Vietnam is a country with a plethora of natural beauty which manifests in many different ways. And with 2025 miles of coastline, the country’s beaches are perhaps the pinnacle of that beauty. The characteristics of these beaches vary widely—some feature pristine natural beauty, while others have been developed and cater to millions of resort-seeking tourists each year. But no matter how developed, these beaches share two universal qualities — rich history and great seafood.
Saigon, Vietnam’s largest city, lies 1 hour from the East Sea. A quick hydrofoil boat ride will bring you to the coast in no time. But if you’re looking for a really special beach, you can take a 5 hour bus ride up to Mui Ne, a quickly developing beach town that has been popular with Russian tourists for decades. And with good reason—not only does Mui Ne feature great beaches but also two types of sand dunes where you can rent sleds and slide down the sandy peaks, reminiscent of childhood snow days. The seaside is flanked by outdoor seafood restaurants with dozens of fish tanks displaying the day’s catch. From crabs to eel to mussels, these places have it all and at a very reasonable price.

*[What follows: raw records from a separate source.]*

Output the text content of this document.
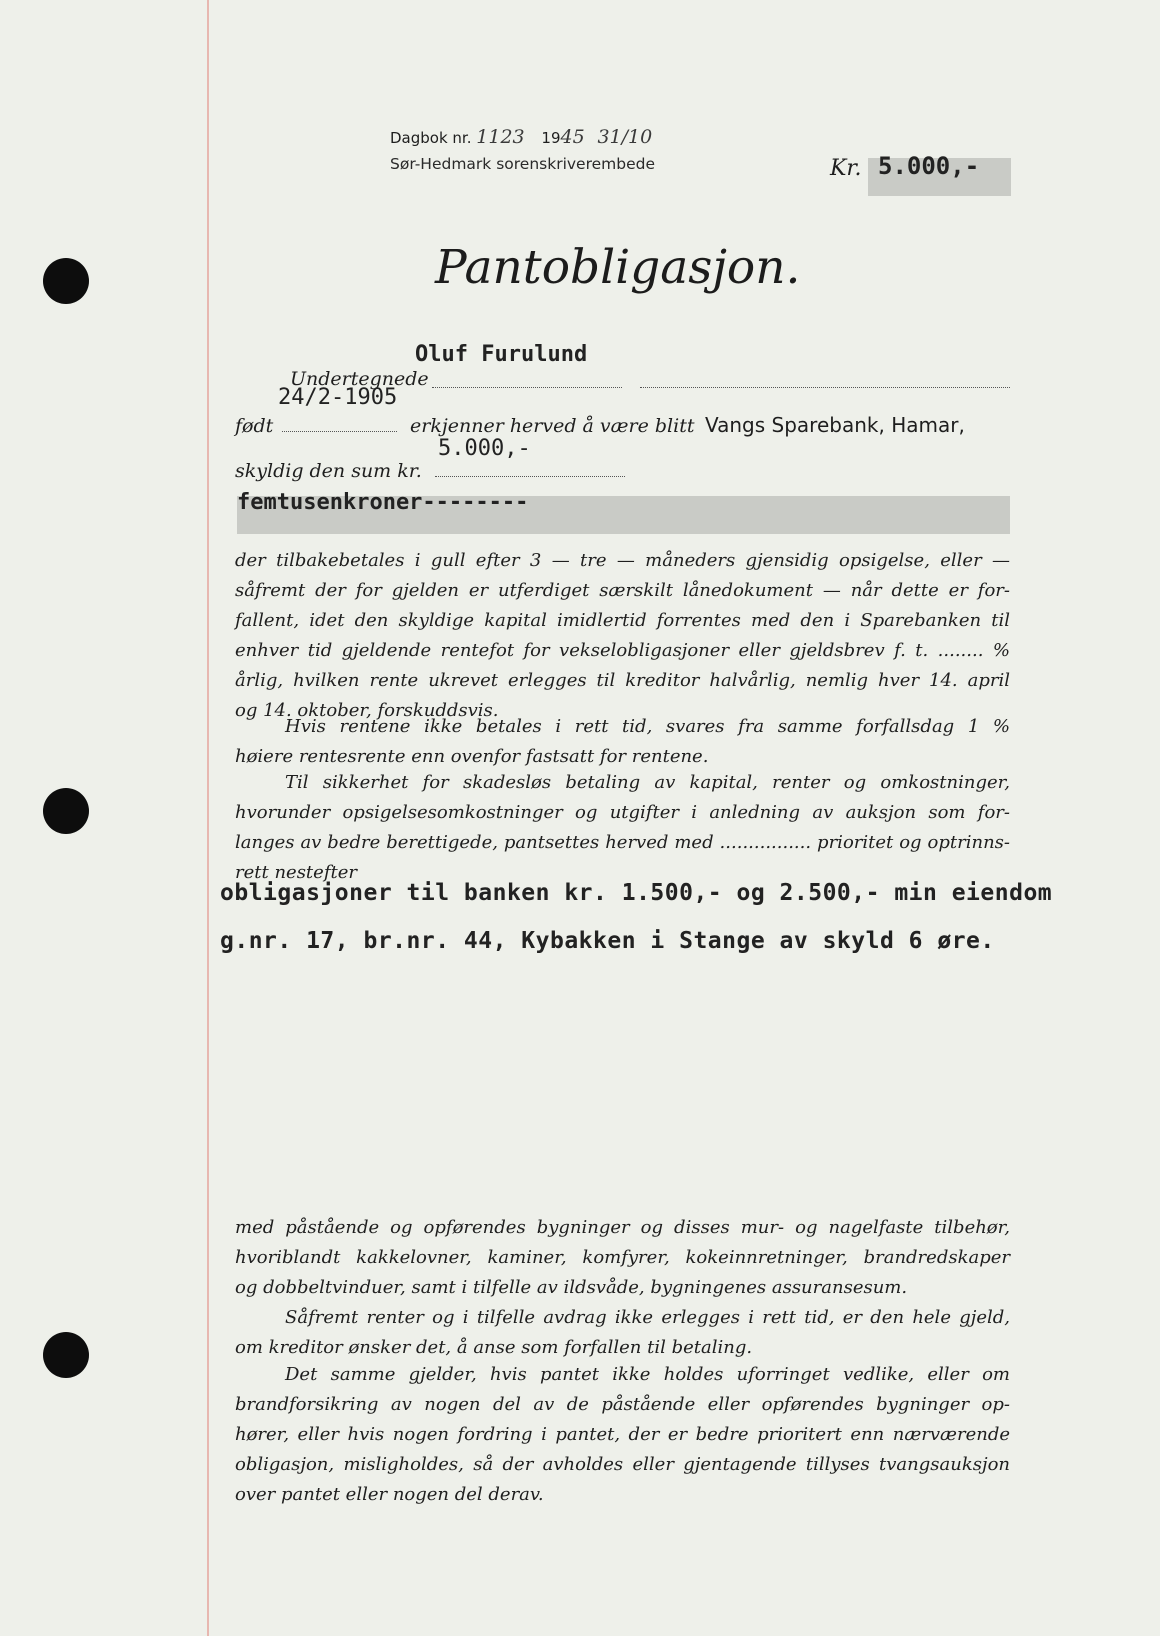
Dagbok nr. 1123 1945 31/10
Sør-Hedmark sorenskriverembede	Kr. 5.000,-
Pantobligasjon.
Oluf Furulund
Undertegnede
24/2-1905
født	erkjenner herved å være blitt Vangs Sparebank, Hamar,
5.000,-
skyldig den sum kr.
femtusenkroner--------

der tilbakebetales i gull efter 3 — tre — måneders gjensidig opsigelse, eller —

såfremt der for gjelden er utferdiget særskilt lånedokument — når dette er for-

fallent, idet den skyldige kapital imidlertid forrentes med den i Sparebanken til

enhver tid gjeldende rentefot for vekselobligasjoner eller gjeldsbrev f. t. ........ %

årlig, hvilken rente ukrevet erlegges til kreditor halvårlig, nemlig hver 14. april

og 14. oktober, forskuddsvis.

Hvis rentene ikke betales i rett tid, svares fra samme forfallsdag 1 %

høiere rentesrente enn ovenfor fastsatt for rentene.

Til sikkerhet for skadesløs betaling av kapital, renter og omkostninger,

hvorunder opsigelsesomkostninger og utgifter i anledning av auksjon som for-

langes av bedre berettigede, pantsettes herved med ................ prioritet og optrinns-

rett nestefter

obligasjoner til banken kr. 1.500,- og 2.500,- min eiendom
g.nr. 17, br.nr. 44, Kybakken i Stange av skyld 6 øre.

med påstående og opførendes bygninger og disses mur- og nagelfaste tilbehør,

hvoriblandt kakkelovner, kaminer, komfyrer, kokeinnretninger, brandredskaper

og dobbeltvinduer, samt i tilfelle av ildsvåde, bygningenes assuransesum.

Såfremt renter og i tilfelle avdrag ikke erlegges i rett tid, er den hele gjeld,

om kreditor ønsker det, å anse som forfallen til betaling.

Det samme gjelder, hvis pantet ikke holdes uforringet vedlike, eller om

brandforsikring av nogen del av de påstående eller opførendes bygninger op-

hører, eller hvis nogen fordring i pantet, der er bedre prioritert enn nærværende

obligasjon, misligholdes, så der avholdes eller gjentagende tillyses tvangsauksjon

over pantet eller nogen del derav.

A Few more hours up the coast lies the booming city of Nha Trang. Like the rest of Vietnam’s cities, Nha Trang has benefited greatly from a large influx of foreign investment that has transformed this once sleepy beachside town into a rapidly growing commercial and tourist center. Rich in history, Nha Trang not only sports one of Vietnam’s premier resorts—Vinpearl—but also some amazing ruins from the former Cham empire.
Continuing farther north, you’ll find Da Nang and Hoi An, cities particularly rich in natural beauty and history. Da Nang, once a major U.S. airbase, has shed its post-war cocoon and has evolved into one of the country’s most developed resort towns. The World Heritage UNESCO town of Hoi An is situated forty-five minutes from Da Nang. The road between the two towns is lined with monolithic 5 star resorts and villas that are quickly being snatched up by foreigners and wealthy Vietnamese.
Upon arriving in Hoi An, the picture changes quickly. Starting in the 15th century, the town became the country’s first truly international port. The Portuguese arrived in 1535 seeking to establish a major trade center. Later centuries witnessed the arrival of the Chinese and Japanese (who believed that the “heart of all Asia” lay in the ground beneath the town) merchants which put Hoi An in the fortuitous position as the main trade conduit between Europe, China, India and Japan. Along with the economic benefits of being a trading hub, wealthy merchants built beautiful houses, canals, and other infrastructure projects such as the famous Japanese Bridge.
Eventually, the town’s economic status declined after a rebellion gave exclusive trade rights to Da Nang. While losing economic power, its beautiful architecture was preserved and when walking around the town today, it feels like you’re in a fairy tale or, at the very least, that you’ve managed to get your hands on a time machine.
Vietnam’s traditionally costal development has created some truly beautiful seaside towns and cities. Whether you’re after great food, pristine beaches or amazing culture, Vietnam is the place to visit.